Rackspace has shared additional details about the outages Monday at its Dallas data center, which knocked many popular Web sites offline for about three hours. There were actually two separate incidents causing customer downtime at the Dallas facility, according to Rackspace, which said it had been "a long and hard Monday." The second outage illustrates the challenges created by rising data center heat loads during a temporary loss of cooling. Rackspace indicated that affected customers will likely receive account credits for the downtime.
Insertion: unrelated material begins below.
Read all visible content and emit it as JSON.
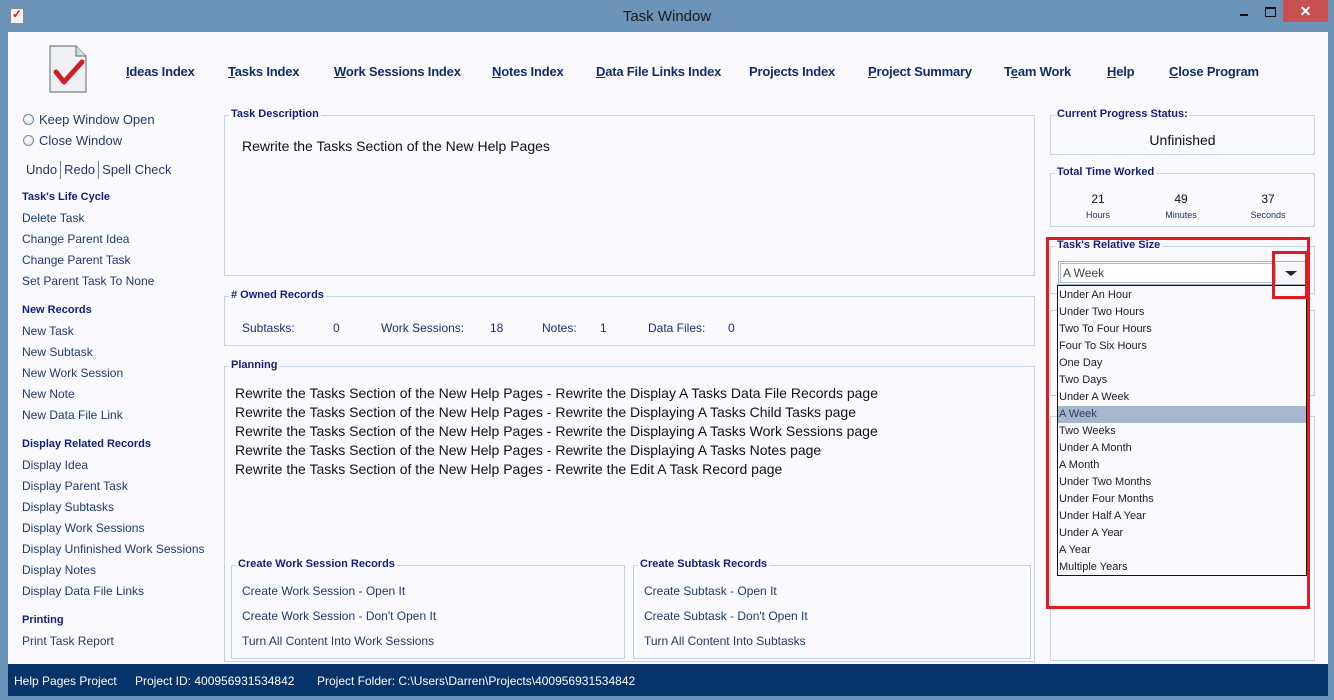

The first incident happened Sunday at 4 am Dallas time, when an unspecified mechanical failure knocked some customers offline. Rackspace said service was restored fairly quickly. The outage Monday night was more problematic, and knocked many sites offline. Here are the details:
In the second incident at approximately 6:30 PM CST Monday, a vehicle struck and brought down the transformer feeding power to the DFW data center. It immediately disrupted power to the entire data center and our emergency generators kicked in and operated as intended. When we transferred power to our secondary utility power system, the data center's chilling units were cycled back up. At this time, however, the utility provider shut down power in order to allow emergency rescue teams safe access to the accident victim. This repeated cycling of the chillers resulted in increasing temperatures within the data center. As a precautionary measure we decided to take some customers' servers offline. These servers are now back up, as are the chillers.
While the first outage was linked to an equipment failure, it appears the second was a result of the temporary loss of cooling as the chillers restarted. It highlights the challenges posed by the increasing heat and power loads in modern data centers, which have dramatically shortened the time window in which cooling must be restored before servers overheat.
A recent study by Opengate Data Systems found that a typical data center running at 5 kilowatts per server cabinet will experience a thermal shutdown within three minutes during a power outage. Higher density cabinets with 10 kilowatts will shut down in less than a minute. "Thermal runaways can wreak havoc on a data center causing instant data loss and lost revenue," said Martin Olsen, director of Product Management and Development for Active Power, the maker of UPS flywheel systems that sponsored the study.
Rackspace has a service level agreement (SLA) that promises 100 percent update and outlines customer refunds in the event of downtime, as noted by Jesse Robbins at O'Reilly Radar. Rackspace will credit the customer 5 percent of its monthly fee for each 30 minutes of downtime.
In a comment on the Radar post, Rackspace chairman Graham Weston indicated that Rackspace will live up to its SLA terms. "We pledge to pursue 100% uptime," Weston wrote. "We do not consider a minute of downtime acceptable. Today, we broke our promise to a lot of customers in our Dallas datacenter. We will make it right with or without this SLA."